A good many years ago, round about 1995, I remember stopping into a gas station to fill up and get a cup of coffee. I was on my way to see a friend. The day was bright and rather agreeable.
I went into the station, got my coffee, and asked the clerk for 20 dollars of gas. That would totally fill the tank. All good.
As I walked out, I grabbed the gas pump and filled the Ford, while sipping the warm brew. As I finished, I noticed an older gentleman struggling with the hose for his gas. He didn’t realize he was trying to fit a diesel hose into his non-diesel car. They don’t fit in there for a reason. I figured he was in his late 60s by his confusion and demeanor. I was 36, my life ahead of me.
The guy was fuming, frustrated, swearing. I walked over to him. He said, “Do you work here.” I said, “No. Can I help you?” He told me the “damn hose doesn’t fit.” I told him it was the diesel hose and he yelled, “Why don’t they say so?”
I felt bad for the guy. It was obvious to me that he pulled up to the diesel pump – but he didn’t notice. He was thrust into a world he didn’t comprehend, and he was frustrated.
It is now 2023 and I am that guy.
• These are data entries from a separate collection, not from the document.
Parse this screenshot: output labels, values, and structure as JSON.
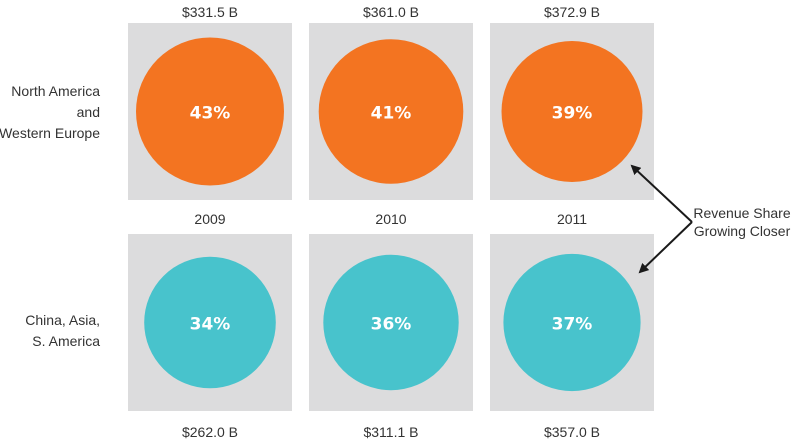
{
  "chart_data": {
    "type": "bubble-grid",
    "years": [
      "2009",
      "2010",
      "2011"
    ],
    "series": [
      {
        "name": "North America and Western Europe",
        "label_lines": [
          "North America",
          "and",
          "Western Europe"
        ],
        "color": "#f37421",
        "revenue": [
          "$331.5 B",
          "$361.0 B",
          "$372.9 B"
        ],
        "share_labels": [
          "43%",
          "41%",
          "39%"
        ],
        "share": [
          43,
          41,
          39
        ]
      },
      {
        "name": "China, Asia, S. America",
        "label_lines": [
          "China, Asia,",
          "S. America"
        ],
        "color": "#48c3cc",
        "revenue": [
          "$262.0 B",
          "$311.1 B",
          "$357.0 B"
        ],
        "share_labels": [
          "34%",
          "36%",
          "37%"
        ],
        "share": [
          34,
          36,
          37
        ]
      }
    ],
    "annotation": {
      "lines": [
        "Revenue Share",
        "Growing Closer"
      ]
    },
    "colors": {
      "panel": "#dcdcdd",
      "arrow": "#1a1a1a"
    }
  }
}
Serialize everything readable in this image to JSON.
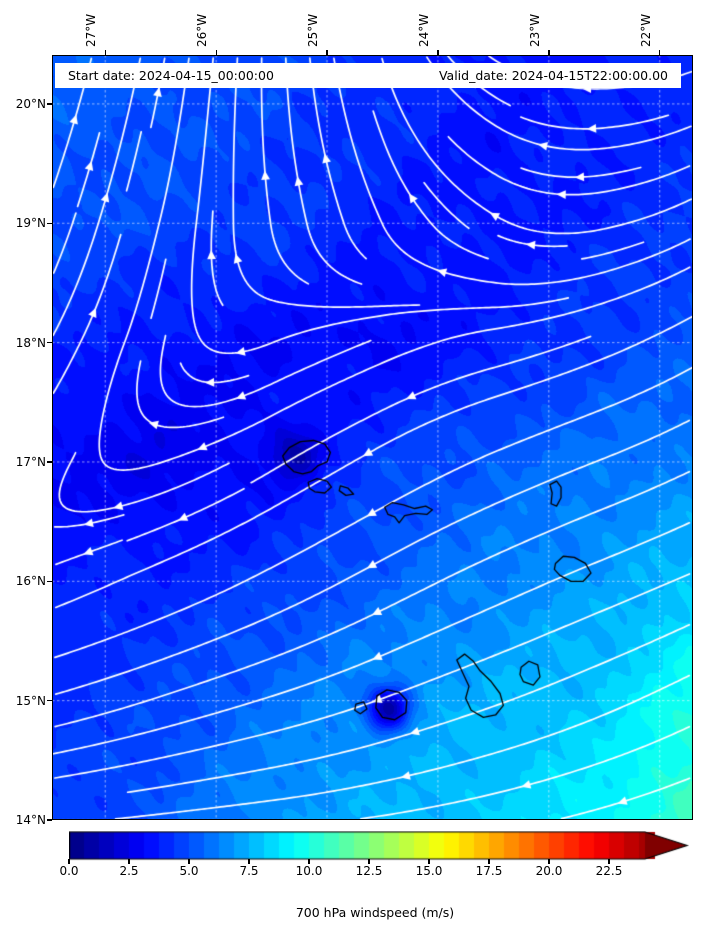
{
  "annotation": {
    "start_date": "Start date: 2024-04-15_00:00:00",
    "valid_date": "Valid_date: 2024-04-15T22:00:00.00"
  },
  "x_axis": {
    "ticks": [
      {
        "label": "27°W",
        "value": -27
      },
      {
        "label": "26°W",
        "value": -26
      },
      {
        "label": "25°W",
        "value": -25
      },
      {
        "label": "24°W",
        "value": -24
      },
      {
        "label": "23°W",
        "value": -23
      },
      {
        "label": "22°W",
        "value": -22
      }
    ]
  },
  "y_axis": {
    "ticks": [
      {
        "label": "20°N",
        "value": 20
      },
      {
        "label": "19°N",
        "value": 19
      },
      {
        "label": "18°N",
        "value": 18
      },
      {
        "label": "17°N",
        "value": 17
      },
      {
        "label": "16°N",
        "value": 16
      },
      {
        "label": "15°N",
        "value": 15
      },
      {
        "label": "14°N",
        "value": 14
      }
    ]
  },
  "colorbar": {
    "label": "700 hPa windspeed (m/s)",
    "tick_labels": [
      "0.0",
      "2.5",
      "5.0",
      "7.5",
      "10.0",
      "12.5",
      "15.0",
      "17.5",
      "20.0",
      "22.5"
    ],
    "tick_values": [
      0,
      2.5,
      5,
      7.5,
      10,
      12.5,
      15,
      17.5,
      20,
      22.5
    ],
    "vmin": 0,
    "vmax": 25,
    "level_step": 0.625,
    "colormap": "jet",
    "extend": "max",
    "extend_color": "#800000"
  },
  "chart_data": {
    "type": "streamplot_contourf_map",
    "title": "",
    "variable": "700 hPa windspeed (m/s)",
    "line_color": "#ffffff",
    "coast_color": "#000000",
    "extent": {
      "lon_min": -27.48,
      "lon_max": -21.7,
      "lat_min": 14.0,
      "lat_max": 20.41
    },
    "grid_lons": [
      -27.5,
      -26.5,
      -25.5,
      -24.5,
      -23.5,
      -22.5,
      -21.7
    ],
    "grid_lats": [
      20.4,
      19,
      18,
      17,
      16,
      15,
      14
    ],
    "windspeed_ms": [
      [
        5.5,
        5.2,
        4.8,
        4.2,
        3.5,
        3.7,
        4.0
      ],
      [
        5.0,
        4.8,
        4.5,
        3.8,
        3.5,
        4.0,
        4.4
      ],
      [
        4.0,
        3.5,
        3.2,
        3.0,
        3.8,
        4.6,
        5.2
      ],
      [
        3.0,
        2.6,
        3.2,
        4.6,
        5.4,
        6.0,
        6.3
      ],
      [
        3.8,
        4.0,
        4.5,
        5.5,
        6.3,
        7.0,
        8.0
      ],
      [
        4.2,
        4.8,
        5.8,
        6.8,
        7.5,
        8.2,
        10.0
      ],
      [
        4.5,
        5.2,
        6.8,
        7.5,
        8.2,
        9.2,
        11.0
      ]
    ],
    "wind_u": [
      [
        0.3,
        0.2,
        0.0,
        -0.3,
        -0.9,
        -1.35,
        -1.2
      ],
      [
        0.35,
        0.25,
        -0.15,
        -0.4,
        -0.9,
        -1.3,
        -1.15
      ],
      [
        0.45,
        0.15,
        -0.8,
        -1.05,
        -1.15,
        -1.2,
        -1.05
      ],
      [
        0.3,
        -0.5,
        -0.9,
        -1.05,
        -1.1,
        -1.1,
        -1.0
      ],
      [
        -0.6,
        -0.85,
        -0.95,
        -1.0,
        -1.05,
        -1.05,
        -1.0
      ],
      [
        -0.95,
        -1.0,
        -1.05,
        -1.05,
        -1.05,
        -1.0,
        -0.95
      ],
      [
        -1.0,
        -1.05,
        -1.1,
        -1.1,
        -1.05,
        -1.0,
        -0.95
      ]
    ],
    "wind_v": [
      [
        0.95,
        1.0,
        1.0,
        0.95,
        0.55,
        0.0,
        -0.4
      ],
      [
        0.9,
        0.95,
        0.95,
        0.8,
        0.5,
        -0.25,
        -0.55
      ],
      [
        0.75,
        0.55,
        -0.3,
        -0.4,
        -0.25,
        -0.45,
        -0.55
      ],
      [
        0.35,
        -0.15,
        -0.5,
        -0.55,
        -0.45,
        -0.4,
        -0.45
      ],
      [
        -0.25,
        -0.35,
        -0.45,
        -0.5,
        -0.45,
        -0.4,
        -0.4
      ],
      [
        -0.25,
        -0.3,
        -0.3,
        -0.35,
        -0.35,
        -0.4,
        -0.45
      ],
      [
        -0.1,
        -0.1,
        -0.1,
        -0.15,
        -0.2,
        -0.25,
        -0.3
      ]
    ],
    "speed_minima": [
      {
        "lon": -25.29,
        "lat": 17.06,
        "value": 1.2,
        "radius": 0.15
      },
      {
        "lon": -24.45,
        "lat": 14.94,
        "value": 1.2,
        "radius": 0.13
      }
    ],
    "islands": [
      [
        [
          -25.4,
          17.05
        ],
        [
          -25.34,
          17.12
        ],
        [
          -25.24,
          17.17
        ],
        [
          -25.12,
          17.18
        ],
        [
          -25.02,
          17.15
        ],
        [
          -24.97,
          17.08
        ],
        [
          -25.0,
          17.0
        ],
        [
          -25.08,
          16.97
        ],
        [
          -25.14,
          16.92
        ],
        [
          -25.22,
          16.9
        ],
        [
          -25.3,
          16.92
        ],
        [
          -25.37,
          16.98
        ]
      ],
      [
        [
          -25.17,
          16.83
        ],
        [
          -25.09,
          16.86
        ],
        [
          -25.0,
          16.84
        ],
        [
          -24.96,
          16.79
        ],
        [
          -25.02,
          16.74
        ],
        [
          -25.11,
          16.75
        ],
        [
          -25.16,
          16.78
        ]
      ],
      [
        [
          -24.88,
          16.8
        ],
        [
          -24.81,
          16.78
        ],
        [
          -24.76,
          16.73
        ],
        [
          -24.83,
          16.72
        ],
        [
          -24.89,
          16.76
        ]
      ],
      [
        [
          -24.48,
          16.62
        ],
        [
          -24.41,
          16.66
        ],
        [
          -24.31,
          16.64
        ],
        [
          -24.21,
          16.61
        ],
        [
          -24.11,
          16.63
        ],
        [
          -24.05,
          16.6
        ],
        [
          -24.1,
          16.56
        ],
        [
          -24.2,
          16.57
        ],
        [
          -24.3,
          16.55
        ],
        [
          -24.35,
          16.49
        ],
        [
          -24.39,
          16.54
        ],
        [
          -24.45,
          16.56
        ]
      ],
      [
        [
          -22.99,
          16.81
        ],
        [
          -22.93,
          16.84
        ],
        [
          -22.89,
          16.79
        ],
        [
          -22.89,
          16.7
        ],
        [
          -22.93,
          16.63
        ],
        [
          -22.98,
          16.65
        ],
        [
          -22.97,
          16.74
        ]
      ],
      [
        [
          -22.94,
          16.15
        ],
        [
          -22.87,
          16.21
        ],
        [
          -22.77,
          16.2
        ],
        [
          -22.67,
          16.15
        ],
        [
          -22.62,
          16.07
        ],
        [
          -22.69,
          16.0
        ],
        [
          -22.8,
          16.0
        ],
        [
          -22.9,
          16.05
        ],
        [
          -22.95,
          16.1
        ]
      ],
      [
        [
          -23.25,
          15.28
        ],
        [
          -23.18,
          15.33
        ],
        [
          -23.1,
          15.3
        ],
        [
          -23.08,
          15.2
        ],
        [
          -23.14,
          15.13
        ],
        [
          -23.23,
          15.16
        ],
        [
          -23.26,
          15.22
        ]
      ],
      [
        [
          -23.83,
          15.34
        ],
        [
          -23.76,
          15.39
        ],
        [
          -23.68,
          15.33
        ],
        [
          -23.62,
          15.25
        ],
        [
          -23.52,
          15.16
        ],
        [
          -23.44,
          15.06
        ],
        [
          -23.41,
          14.96
        ],
        [
          -23.48,
          14.88
        ],
        [
          -23.59,
          14.86
        ],
        [
          -23.7,
          14.92
        ],
        [
          -23.75,
          15.02
        ],
        [
          -23.72,
          15.12
        ],
        [
          -23.78,
          15.24
        ]
      ],
      [
        [
          -24.55,
          15.04
        ],
        [
          -24.46,
          15.09
        ],
        [
          -24.35,
          15.07
        ],
        [
          -24.28,
          15.0
        ],
        [
          -24.29,
          14.9
        ],
        [
          -24.39,
          14.84
        ],
        [
          -24.5,
          14.86
        ],
        [
          -24.56,
          14.94
        ]
      ],
      [
        [
          -24.74,
          14.97
        ],
        [
          -24.67,
          14.99
        ],
        [
          -24.64,
          14.93
        ],
        [
          -24.7,
          14.89
        ],
        [
          -24.75,
          14.92
        ]
      ]
    ]
  }
}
Just yesterday, I stopped for gas on my way to my part-time job as an Academic Coach at a learning center. I coach the youth of Southern Georgia how to get good marks on the SAT. Such things are no longer taught in public schools – for reasons that will go unattended in this narrative.
I stopped into the gas station for a cup of coffee. I figured I would splurge a few bucks for the warm brew. Instead of a coffee pot or a simple coffee dispenser I was faced with what seemed to me the dashboard of a space shuttle. This new-fangled coffee kiosk threatened me with a 10-step process to retrieve coffee. It was so needlessly complicated – like a modern-day Rube Goldberg apparatus. All I saw were arrows and dozens of choices that required different decisions. There was no identifiable sprocket for the coffee. Nothing made sense. I broke into a cold sweat. Guys behind me were waiting. I had no concept of how to handle the machine. Nothing made sense. Each decision led to a slew of offshoot decisions – each needlessly more complicated than the rest.
I shouted, “I just want a cup of coffee.”
Finally, a bedraggled elderly black man – his tattered rags askew – walked me through the process. I felt as if I was on another planet, and everyone knew how things worked – but me.
I thanked the guy and went on my way. Scared and bent, I went into the Sylvan Learning Center to tell the youth about grammar. They don’t know about it. It’s all NEW to them.